The following sample is typical of the college application essay templates included in the eBook Instant College Admission Essay Kit. This example essay is for admission into an undergraduate program. In addition to extensive "how to write an essay" information, the Kit includes 33 real-life templates like this covering Undergraduate, Graduate, MBA, Law, and Medicine programs.
Undergraduate Essay 5: Social Issues and Concerns
Copyright (c) Shaun R. Fawcett, 2003.
Discuss some of the main issues that concern you at the local, national, or international level, and explain their impact on you and your future.
"You're seeing the glass as half-empty again" my dad would invariably say to me as soon as I would launch into one of my frequent tirades about some new social injustice I had just discovered in my high school World Issues class. "Don't forget to look at the other side of the equation", he would admonish me.
Even now as I look back at one of those discussions that occurred just six months ago, I realize how my thinking has changed. I think I'm starting to see the big picture more than I used to. I'm starting to realize that many issues are very easy to react to at the basic gut level, but when one looks at them more carefully the picture is frequently much more complex and the "right" answer is not always so cut-and-dried anymore.
Mind you, this doesn't apply to everything. Some things are just plain wrong. War for example. Both sides may have a legitimate case but murdering each other's citizens can never be justified. Sexual abuse of children is another. This is sick and inexcusable under any circumstances. Essentially, I believe that all forms of violence against the human race are fundamentally wrong.
While working on a couple of projects in my final year of high school I had a chance to do some literature research into a number of these issues. What I found was very interesting. I came to realize that there are many social issues and conditions that aren't quite as straightforward as the ones I mentioned above.
For example, most people are not aware that by far the largest killer of human beings on this planet is indoor air pollution, estimated to kill 2.8 million people every year, mostly in the developing world. That's right, I said million. Yet, when we read our newspapers and listen to our politicians we never hear about this problem. Instead, they go on-and-on about things like mad cow disease and the West Nile virus. Yes, it is unfortunate that some people are dying of these. However, the fact is that these two conditions together have killed fewer than one thousand people worldwide, ever. Compare this with 2.8 million human beings killed annually by indoor air pollution that is directly related to ignorance and living in poverty.
Global warming is another issue that I think is very important but one that is also being distorted and blown way out of proportion by the media and special interest groups. The fact is, that even the scientists can't agree on exactly what is going to happen in the future, and their estimates are wildly different. So, I can understand the reluctance of the U.S. government and some others to resist immediate implementation of the Kyoto protocol. Instead, they believe in a phased adoption of the Kyoto measures because immediate implementation would cost billions of dollars and throw the economies of the major developed countries into chaos. This would benefit no one, and would cause more pain and suffering than the short-term effects of global warming.

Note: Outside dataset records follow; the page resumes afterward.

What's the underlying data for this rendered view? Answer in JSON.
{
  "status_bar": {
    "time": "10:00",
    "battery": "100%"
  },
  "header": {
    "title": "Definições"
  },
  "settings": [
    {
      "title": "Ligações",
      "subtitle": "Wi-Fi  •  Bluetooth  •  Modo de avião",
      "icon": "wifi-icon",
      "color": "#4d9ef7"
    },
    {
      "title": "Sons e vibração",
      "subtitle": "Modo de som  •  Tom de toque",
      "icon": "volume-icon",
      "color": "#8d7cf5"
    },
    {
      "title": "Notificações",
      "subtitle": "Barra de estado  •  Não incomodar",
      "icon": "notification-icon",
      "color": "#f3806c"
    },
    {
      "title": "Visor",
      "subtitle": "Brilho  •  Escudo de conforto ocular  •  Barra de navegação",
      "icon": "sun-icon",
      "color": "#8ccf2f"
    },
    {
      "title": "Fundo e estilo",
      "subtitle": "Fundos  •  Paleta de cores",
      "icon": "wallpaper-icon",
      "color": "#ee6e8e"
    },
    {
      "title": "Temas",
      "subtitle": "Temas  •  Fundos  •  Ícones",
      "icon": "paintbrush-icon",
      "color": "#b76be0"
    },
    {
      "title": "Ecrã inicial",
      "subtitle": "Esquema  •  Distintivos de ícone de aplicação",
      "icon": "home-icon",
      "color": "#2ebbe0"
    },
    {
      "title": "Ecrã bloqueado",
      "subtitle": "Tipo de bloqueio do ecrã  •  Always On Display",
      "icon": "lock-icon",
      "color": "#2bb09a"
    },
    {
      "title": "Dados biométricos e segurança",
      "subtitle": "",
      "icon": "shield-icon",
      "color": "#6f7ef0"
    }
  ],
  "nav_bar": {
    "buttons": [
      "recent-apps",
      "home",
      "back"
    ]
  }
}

There are a number of other global issues that also interest me, including: human poverty and starvation, environmental issues in general, and biodiversity.
An aspect of all of this that really interests me goes back to my dad's analogy about the glass. Is it half-full or half-empty? Why do the media, politicians, and special interest groups tend to jump on the bandwagon of negativity on just about every major social issue? Is this healthy? Maybe if we're always preparing for the worst case scenario all the time, we can't go wrong. But then, what about our tendency to focus on the wrong things due to all of the hype surrounding the "designer" issues of the day?
These kinds of questions fascinate me. I guess that explains why I was drawn to apply for admission into a political science program majoring in world issues. After that, I think I would like to enroll in a masters program in journalism in which I could focus on covering issues related to the developing world and the future of the human race. I would like to be able to add some balance to that coverage.
Word Count = 698 words
This essay starts with a couple of strong quotes in the first paragraph. The writer presents a thoughtful and thought-provoking overview of some major socio-economic issues about which he/she cares. He/she demonstrates that they have done a fair amount of reading and research into a number of the issues. The writer obviously has good abilities to assimilate information and present a clear viewpoint. The last two paragraphs complete the loop, linking directly back to the quote used in the opening sentence.